Question

Assume that \(f\) is continuous everywhere and that \(c\) is a constant. Show that \(\int_{c a}^{c b} f(x) d x=c \int_{a}^{b} f(c x) d x\)

Short answer

By using variable substitution, we found that \(\int_{c a}^{c b} f(x) d x = c \int_{a}^{b} f(c x) dx\).

Step-by-step solution

Define the Variable Substitution

A variable substitution can simplify the integral. Let's use the substitution \(u = cx\). Then, the differential \(du = cdx\). Solving the differential for \(dx\) gives \(dx = du/c\).

Replace the Limits of Integration

With the new variable \(u\), the limits of integration change.

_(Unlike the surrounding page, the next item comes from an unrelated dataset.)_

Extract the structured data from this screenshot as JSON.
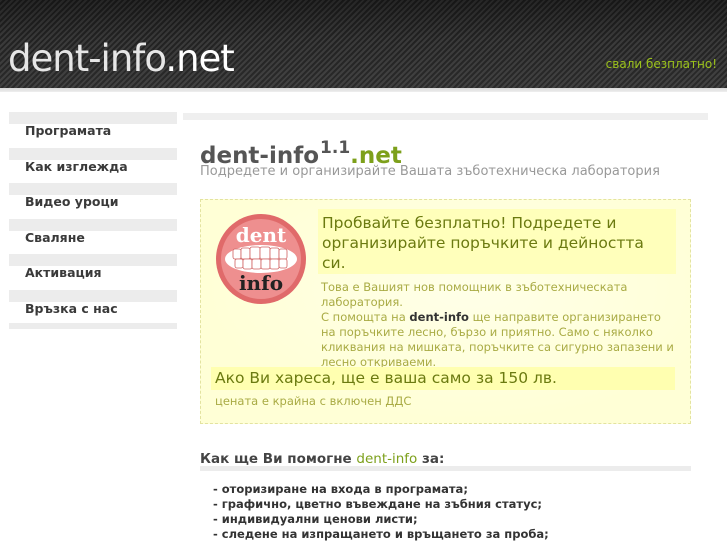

Substituting \(u = cx\) into the limits, the lower limit \(ca\) becomes \(u = c^2 a\) and the upper limit \(cb\) becomes \(u = c^2 b\).

Carry Out the Substitution

Replace \(x\) and \(dx\) in the integral. The original integral \(\int_{c a}^{c b} f(x) dx\) becomes \(\int_{c^2 a}^{c^2 b} f(u/c) (du/c)\).

Simplify the Integral

Pull the constants out of the integral to simplify it. The integral becomes \(1/c \int_{c^2 a}^{c^2 b} f(u/c) du\).

Resubstitute the Original Limits of Integration

Return to the original limits of integration. Change the lower limit \(c^2 a\) to \(a\) and the upper limit \(c^2 b\) to \(b\). Our final form of the simplified integral is then \(c \int_{a}^{b} f(x) dx\).